2000; Wiley; Volume: 27; Issue: 10 Linguagem: Inglês

10.1046/j.1440-1681.2000.03333.x

1440-1681

SangAe Kim‐Park, David D. Ku,

Electron Spin Resonance Studies

SUMMARY 1. The aims of the present study were to determine the characteristics of garlic extract‐induced relaxation in rat isolated pulmonary arteries, its susceptibility to changes in oxygen tension and its protective effect against hypoxic pulmonary vasoconstriction. 2. In normoxia, garlic extract (3–500 μg/mL) produced a dose‐ and nitric oxide (NO)‐dependent relaxation.

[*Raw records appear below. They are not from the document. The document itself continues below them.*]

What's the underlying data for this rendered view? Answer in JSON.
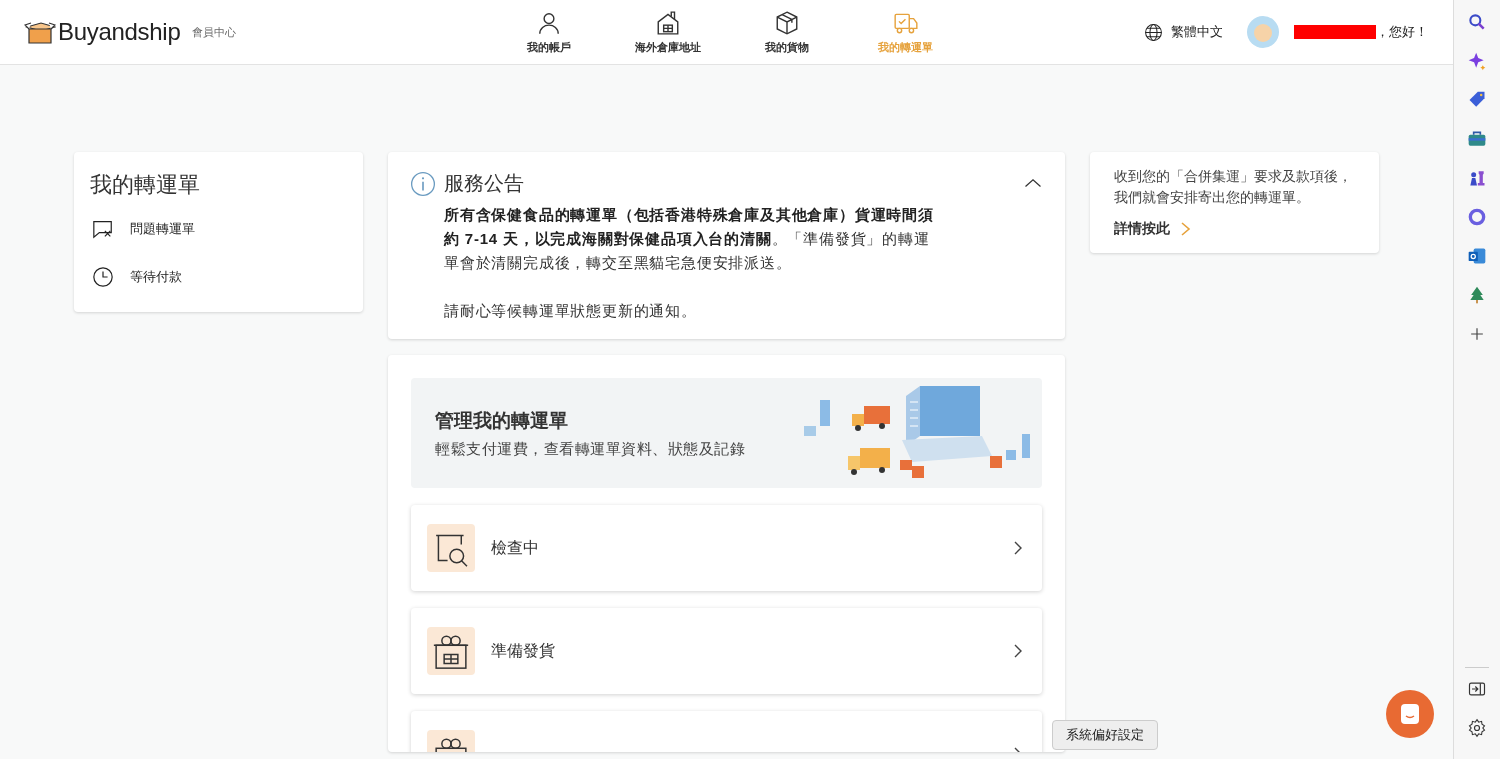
{
  "header": {
    "logo": "Buyandship",
    "subtitle": "會員中心",
    "nav": [
      {
        "label": "我的帳戶",
        "kind": "account",
        "selected": false
      },
      {
        "label": "海外倉庫地址",
        "kind": "warehouse",
        "selected": false
      },
      {
        "label": "我的貨物",
        "kind": "parcel",
        "selected": false
      },
      {
        "label": "我的轉運單",
        "kind": "shipment",
        "selected": true
      }
    ],
    "language": "繁體中文",
    "greeting": "，您好！"
  },
  "sidebar": {
    "title": "我的轉運單",
    "items": [
      {
        "label": "問題轉運單",
        "kind": "problem"
      },
      {
        "label": "等待付款",
        "kind": "pending"
      }
    ]
  },
  "notice": {
    "title": "服務公告",
    "expanded": true,
    "paragraphs": [
      "**所有含保健食品的轉運單（包括香港特殊倉庫及其他倉庫）貨運時間須約 7-14 天，以完成海關對保健品項入台的清關**。「準備發貨」的轉運單會於清關完成後，轉交至黑貓宅急便安排派送。",
      "請耐心等候轉運單狀態更新的通知。"
    ]
  },
  "manage": {
    "title": "管理我的轉運單",
    "subtitle": "輕鬆支付運費，查看轉運單資料、狀態及記錄",
    "statuses": [
      {
        "label": "檢查中",
        "kind": "inspecting"
      },
      {
        "label": "準備發貨",
        "kind": "preparing"
      },
      {
        "kind": "delivery"
      }
    ]
  },
  "info": {
    "text": "收到您的「合併集運」要求及款項後，我們就會安排寄出您的轉運單。",
    "link": "詳情按此"
  },
  "tooltip": "系統偏好設定"
}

Following 60 min hypoxia, maximum garlic relaxation was reduced compared with control (mean (±SEM) –86±3 vs –69±2% of phenylephrine (PE) precontraction, respectively), but recovered after 60 min reoxygenation (–85±3% PE precontraction). 3. Acetylcholine (0.1 μmol/L)‐induced NO‐dependent relaxation was reduced from a control value of –76±1% to –46±4% during hypoxia and was further reduced to –35±2% after reoxygenation. 4. In endothelium‐intact arteries, hypoxic exposure resulted in a triphasic response: early transient contraction (+24±4%), followed by transient relaxation (–37±7%) and then sustained contraction (+62±5%). 5. Pretreatment with N G ‐nitro‐ L ‐arginine methyl ester abolished the early transient contraction, moderately attenuated the sustained contraction and had no effect on the transient relaxation. Mechanical endothelial disruption inhibited all hypoxia‐induced vascular changes. 6. Garlic pretreatment had no effect on the early transient contraction (+25±4%), but inhibited the transient relaxation (–5±3%; P < 0.05) and the sustained contraction (+26±5%; P < 0.05). 7. Garlic also significantly inhibited endothelin‐1‐induced contractions in a dose‐dependent manner. 8. These findings show that garlic extract modulates the production and function of both endothelium‐derived relaxing and constricting factors and this may contribute to its protective effect against hypoxic pulmonary vasoconstriction.